If your baby has flat or slightly raised red blotches with wavy borders that appear on any part of the body, and fade from one area while reappearing in others, it's probably hives. About 15 percent of children get them, and in babies and toddlers, the most common cause is an allergy to a food or medicine. (In older children and adults they can result from a host of triggers, including cold, heat, viral infections, and even stress.)
Hives also usually itch. Cold compresses and an antihistamine such as Benadryl can help relieve itching and may speed the rash's disappearance. If you think your child is having a reaction to pet dander or pollen, bathe him thoroughly to get the irritant off his skin and out of his hair.
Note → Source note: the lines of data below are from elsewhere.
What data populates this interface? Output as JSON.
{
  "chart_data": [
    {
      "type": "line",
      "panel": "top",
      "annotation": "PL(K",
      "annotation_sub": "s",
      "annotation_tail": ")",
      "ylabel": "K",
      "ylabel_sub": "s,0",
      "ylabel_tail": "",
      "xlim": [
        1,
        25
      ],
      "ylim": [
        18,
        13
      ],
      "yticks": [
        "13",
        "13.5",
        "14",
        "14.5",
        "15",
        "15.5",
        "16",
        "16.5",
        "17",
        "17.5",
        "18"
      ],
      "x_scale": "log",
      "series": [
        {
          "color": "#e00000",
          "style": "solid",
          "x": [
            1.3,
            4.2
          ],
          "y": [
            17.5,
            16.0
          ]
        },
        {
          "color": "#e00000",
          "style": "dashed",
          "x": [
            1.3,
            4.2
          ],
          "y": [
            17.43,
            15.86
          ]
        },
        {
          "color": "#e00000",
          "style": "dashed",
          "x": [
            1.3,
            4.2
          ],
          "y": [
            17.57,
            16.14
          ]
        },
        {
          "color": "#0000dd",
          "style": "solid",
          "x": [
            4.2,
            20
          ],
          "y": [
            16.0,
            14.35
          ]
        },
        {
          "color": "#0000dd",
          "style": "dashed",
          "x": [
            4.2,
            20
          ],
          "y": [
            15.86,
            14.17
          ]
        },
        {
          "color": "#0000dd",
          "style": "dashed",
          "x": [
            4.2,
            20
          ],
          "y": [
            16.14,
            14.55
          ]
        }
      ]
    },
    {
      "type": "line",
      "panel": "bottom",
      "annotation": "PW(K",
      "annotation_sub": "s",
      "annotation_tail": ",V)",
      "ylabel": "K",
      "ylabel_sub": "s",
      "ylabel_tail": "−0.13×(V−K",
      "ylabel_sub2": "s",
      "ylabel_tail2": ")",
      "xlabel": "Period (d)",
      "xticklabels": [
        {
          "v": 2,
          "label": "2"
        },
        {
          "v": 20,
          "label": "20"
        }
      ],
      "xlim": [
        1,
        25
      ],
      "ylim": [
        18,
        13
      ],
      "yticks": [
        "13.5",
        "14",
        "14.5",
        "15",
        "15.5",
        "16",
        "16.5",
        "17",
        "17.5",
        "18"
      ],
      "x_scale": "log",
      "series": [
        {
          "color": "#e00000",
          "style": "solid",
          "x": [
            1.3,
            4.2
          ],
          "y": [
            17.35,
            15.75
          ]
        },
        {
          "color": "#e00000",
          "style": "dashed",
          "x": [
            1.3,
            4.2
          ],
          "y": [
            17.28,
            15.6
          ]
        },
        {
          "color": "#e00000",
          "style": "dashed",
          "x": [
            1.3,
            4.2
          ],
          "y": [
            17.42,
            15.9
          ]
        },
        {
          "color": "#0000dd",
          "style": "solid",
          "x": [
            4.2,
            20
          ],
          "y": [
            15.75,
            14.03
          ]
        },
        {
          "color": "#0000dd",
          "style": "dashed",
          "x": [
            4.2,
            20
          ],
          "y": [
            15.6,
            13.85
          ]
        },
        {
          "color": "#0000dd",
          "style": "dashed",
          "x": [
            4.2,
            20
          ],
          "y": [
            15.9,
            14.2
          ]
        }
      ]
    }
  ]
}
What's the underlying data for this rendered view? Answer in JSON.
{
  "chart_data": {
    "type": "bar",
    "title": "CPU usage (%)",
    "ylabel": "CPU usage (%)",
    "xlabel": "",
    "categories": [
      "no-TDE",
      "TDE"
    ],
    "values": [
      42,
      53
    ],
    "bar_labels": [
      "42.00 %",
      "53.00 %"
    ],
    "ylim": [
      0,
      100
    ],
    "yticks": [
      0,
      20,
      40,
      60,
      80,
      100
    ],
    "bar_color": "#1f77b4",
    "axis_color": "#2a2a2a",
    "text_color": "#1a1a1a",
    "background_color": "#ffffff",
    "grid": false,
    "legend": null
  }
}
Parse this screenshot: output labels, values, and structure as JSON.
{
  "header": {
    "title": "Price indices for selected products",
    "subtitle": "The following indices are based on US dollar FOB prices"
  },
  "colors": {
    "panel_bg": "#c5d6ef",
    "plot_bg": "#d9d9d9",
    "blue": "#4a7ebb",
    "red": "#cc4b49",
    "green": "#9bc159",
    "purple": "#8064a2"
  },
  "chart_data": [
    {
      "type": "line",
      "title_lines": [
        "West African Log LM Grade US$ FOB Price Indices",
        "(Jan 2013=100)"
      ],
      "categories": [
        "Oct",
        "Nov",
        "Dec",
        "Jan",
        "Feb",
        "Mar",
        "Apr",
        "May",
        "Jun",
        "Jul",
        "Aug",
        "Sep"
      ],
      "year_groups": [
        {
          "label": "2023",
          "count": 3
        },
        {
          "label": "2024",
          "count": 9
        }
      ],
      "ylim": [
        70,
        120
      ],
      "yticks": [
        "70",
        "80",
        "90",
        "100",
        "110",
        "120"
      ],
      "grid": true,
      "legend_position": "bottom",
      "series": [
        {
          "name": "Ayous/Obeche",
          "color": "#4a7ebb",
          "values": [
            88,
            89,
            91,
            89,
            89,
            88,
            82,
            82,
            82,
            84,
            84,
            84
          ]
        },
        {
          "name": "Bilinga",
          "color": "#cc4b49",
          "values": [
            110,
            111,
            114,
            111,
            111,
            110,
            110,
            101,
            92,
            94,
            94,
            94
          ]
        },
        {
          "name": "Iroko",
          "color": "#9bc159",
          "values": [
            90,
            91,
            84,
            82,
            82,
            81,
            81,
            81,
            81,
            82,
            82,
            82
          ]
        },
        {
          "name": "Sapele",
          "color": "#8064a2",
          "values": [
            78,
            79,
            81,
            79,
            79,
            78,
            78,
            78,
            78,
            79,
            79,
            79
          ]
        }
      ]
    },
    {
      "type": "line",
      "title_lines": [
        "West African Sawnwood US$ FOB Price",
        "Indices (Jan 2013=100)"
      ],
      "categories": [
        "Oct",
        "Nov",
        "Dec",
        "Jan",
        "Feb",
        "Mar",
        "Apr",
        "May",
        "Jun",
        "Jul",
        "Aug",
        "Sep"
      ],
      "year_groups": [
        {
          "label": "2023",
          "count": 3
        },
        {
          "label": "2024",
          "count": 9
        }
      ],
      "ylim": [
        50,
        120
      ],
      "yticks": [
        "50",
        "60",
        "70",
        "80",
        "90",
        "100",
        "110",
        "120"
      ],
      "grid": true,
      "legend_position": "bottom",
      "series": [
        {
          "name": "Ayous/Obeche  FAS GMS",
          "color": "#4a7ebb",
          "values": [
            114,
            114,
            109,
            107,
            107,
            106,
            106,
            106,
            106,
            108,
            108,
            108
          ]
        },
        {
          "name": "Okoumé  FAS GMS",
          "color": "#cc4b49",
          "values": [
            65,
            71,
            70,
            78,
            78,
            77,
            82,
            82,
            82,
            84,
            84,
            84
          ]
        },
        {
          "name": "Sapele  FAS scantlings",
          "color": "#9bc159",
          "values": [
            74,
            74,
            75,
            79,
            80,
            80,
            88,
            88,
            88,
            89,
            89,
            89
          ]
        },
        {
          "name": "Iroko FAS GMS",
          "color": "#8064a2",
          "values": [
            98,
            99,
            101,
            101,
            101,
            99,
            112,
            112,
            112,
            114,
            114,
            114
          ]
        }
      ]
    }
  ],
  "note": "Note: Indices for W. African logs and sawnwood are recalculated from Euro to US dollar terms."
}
The cause of hives is sometimes elusive: You may suspect that a certain food is behind them, but the next time your child eats that same food, he may have no reaction. If your child is taking a medication at the time the hives appear, your pediatrician may label your child as allergic to that drug. The trouble with this is that children sometimes react to the flavoring or coloring of the medication rather than to the drug itself. If you find that every antibiotic seems to cause hives, consult an allergist to determine the true sensitivity.
Hives alone are usually not dangerous and should go away on their own. But if your baby's hives are accompanied by swollen lips or eyes or difficulty breathing, call 911; your child is suffering from a severe allergic reaction. Hives accompanied by swollen lips and sore joints, or bruising or discoloration left after the hives fade, can be signs of an inflammation of small blood vessels that can affect the kidneys or other organs. See your pediatrician.